Risk Management

When a Claim Is Filed: Good Documentation Is Your Best Defense

By Jerome W. Bettman Sr., MD

Argus, October, 1992

The best prophylactic against a malpractice claim is good rapport. The best defense, once a claim is filed, is good documentation.

Defense attorneys complain that if they can’t defend the records, they can’t defend the doctor. On the other hand, plaintiff attorneys, when confronted with good documentation, probably will not pursue the case.

Good records are important for several reasons:

  • The physician wrote the records and juries usually believe that what was written was done.
  • The trial may occur years after the fact. Neither the doctor nor the patient remembers much, but the records were written at the time.
  • Jurors may sit through weeks of benumbing testimony which often they don’t remember or understand, but the records may be taken into the jury room with them.
  • Patients tend not to recall that portion of the consent information which addresses the possibility of complications or adverse outcomes. For this reason, proper documentation is essential.

Three studies demonstrated this failure of patients to recall complications stated in the informed consent. These references may constitute an important defense should a patient deny that such information was shared with them:

What Patients Recall of the Preoperative Discussion After Retinal Detachment Surgery (Priluck I, et al. Am J Ophthal. 1979; 87:620);

Informed Consent Recall by Patients Tested Postoperatively (Robinson G and Merav A. Bull Am Coll Surgeons. 1977; 62:7);

Observations on the Myth of Informed Consent (Leeb D, et al. Plastic and Reconstructive Surgery. 1976; 58:280).

What Is the Best Method to Document the Informed Consent Process?

A brief note written in the ophthalmologist’s own hand which says that “the procedure, alternatives, complications and risks, including the anesthesia risks, were explained to the patient and the patient appeared to understand” may be adequate for minor office procedures.For major procedures, however, it is probably wise to also use a pre-established consent form, although one cannot be certain how dependable these will be in court.

This is well illustrated by two nearly identical RK cases brought against the same surgeon. The consent form used by the surgeon in both cases was identical and was deemed adequate.In one case, it was determined that the patient must have been properly informed because he signed the concluding statement that he had read and understood the form. The defense won.In the other case, the plaintiff won, partially because it was held that the patient felt he had to sign the form but he had not truly understood the information.

A third method of documentation may be helpful in those unusual cases in which the patient has good vision preoperatively and will have poorer vision postoperatively. This may occur in a patient who has 20/20 preoperative vision with a neovascular membrane encroaching upon the fovea. If a laser is not used, central acuity will be lost; if it is used, the vision will almost certainly be less than 20/20. After informing the patient and asking for feedback to be certain the patient understands, the ophthalmologist can ask the patient to write in his or her own chart what he or she understands. This is documentation the patient cannot deny since it is written in the patient’s own hand.

What Constitutes Good Record Keeping?

The record should document everything that is meaningful to the patient’s illness, including unusual occurrences, complications, the patient’s or family’s worries, discharge instructions and follow-up information. These should be written into the record at the time they occur. Do not rely on recall.

The record should be consistent. If an ophthalmologist records the appearance of the optic disc on a number of visits and omits it on a few, it could be inferred that he or she did not look at the disc on the visits in which its appearance is omitted.
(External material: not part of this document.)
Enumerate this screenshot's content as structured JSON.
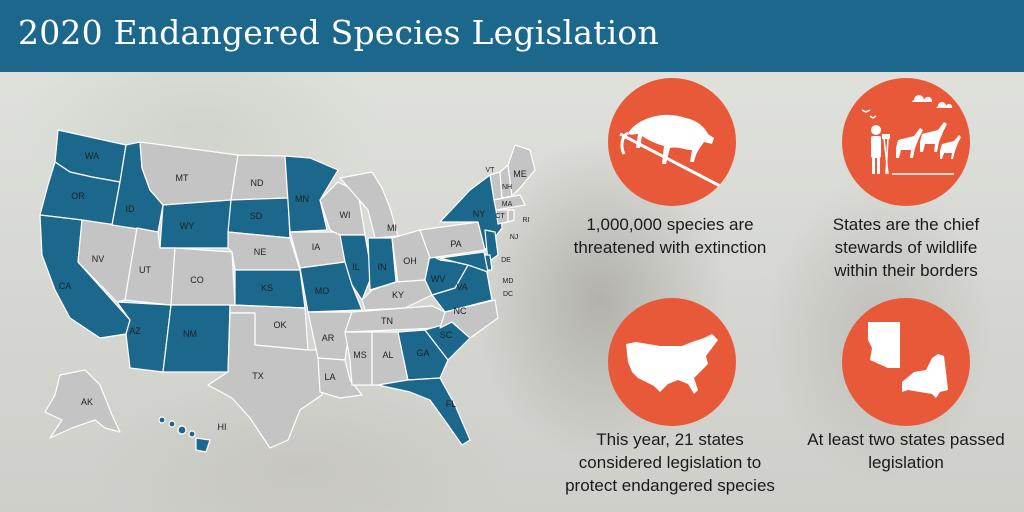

The record is the only evidence of the ophthalmologist’s thought processes at the time. They should be recorded in a few carefully chosen words without editorializing, rationalizing or making excuses. Personal remarks about the patient or the patient’s family do not belong in the record, nor does criticism of other doctors.

Good documentation neither begins nor ends with the patient record. It usually starts with the receptionist who must be trained to permanently record missed appointments, cancellations, phone calls and patients’ unusual concerns. Nurses’ notes in the hospital record are another form of documentation and should not be overlooked. Failure to record the doctor’s visit may be significant to a plaintiff’s attorney.Do not sign the chart unless satisfied that it is accurate.

In some cases, a form of documentation may occur before any contact is made with the office. Television appearances by a surgeon are considered a form of documentation. If the physician makes unreasonable claims for surgical success, the plaintiff’s attorney may obtain a copy of the tape and use it effectively in the courtroom.

To Whom Does the Record Belong?

It belongs to the physician, but the patient and, with the patient’s permission, his or her attorney are entitled to the information in it.